Until now. Today Michael Watts and pals at the Massachusetts Institute of Technology in Cambridge say they’ve designed and built the first photonic modulator that operates at this ultralow power level. “We propose, demonstrate, and characterize the first modulator to achieve simultaneous high-speed (25 Gigabits per second), low voltage (0.5 peak-to-peak Voltage) and efficient 1 femtoJoule per bit error-free operation,” they say.
The new device is a hollow silicon cylinder that acts as a cavity for trapping light waves. It modulates this light thanks to a phenomenon known as the electro-optic effect in which the refractive index of silicon can be changed by modifying the voltage across it.

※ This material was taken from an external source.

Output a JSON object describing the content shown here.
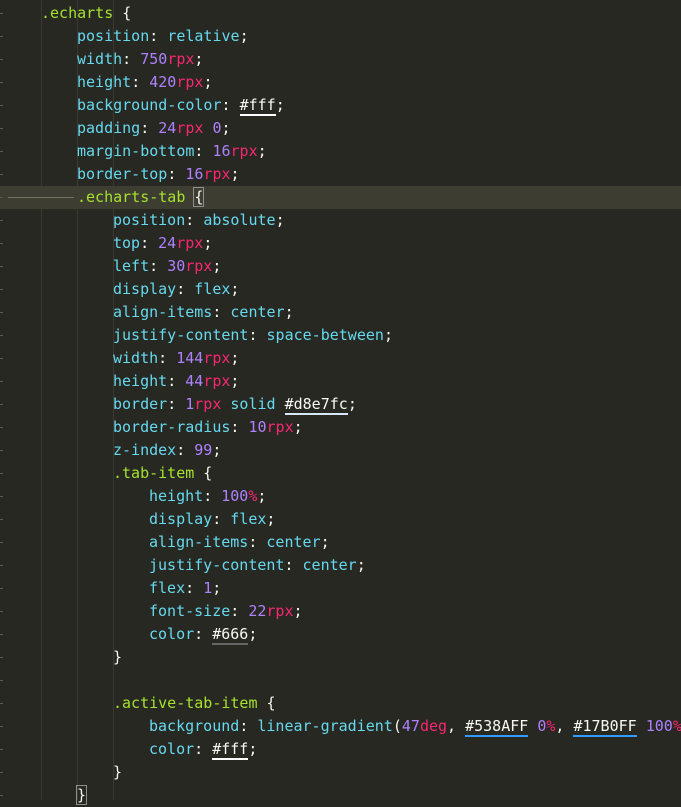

The modulator solves a number of problems that electronics engineers have been wrestling with. First, it is entirely compatible with the CMOS (complementary metal oxide semiconductor) process used for manufacturing chips and so can be made inside any existing fabrication plant. Previous attempts to make devices of this kind relied on indium which is not compatible with CMOS.
Next, the device is unaffected by the kind of temperature changes that occur in a chip. That’s been a problem for previous modulators of this type since their critical dimensions, and therefore the control they have over light, have always changed with temperature.
Watt and co fix this by exploiting the fact that the electro-optic effect is also temperature dependent. In the new design, this cancels out any changes in dimension ensuring that a temperature change has no overall effect.
And finally, they’ve got all this working with a measly 1 femtoJoule power budget.
Impressive stuff. Watt and co are justifiably pleased with the result. “The results represent a new paradigm in modulator development,” they say.
At the very least, it should make possible a new generation of powerful chips operating at lower power than ever before.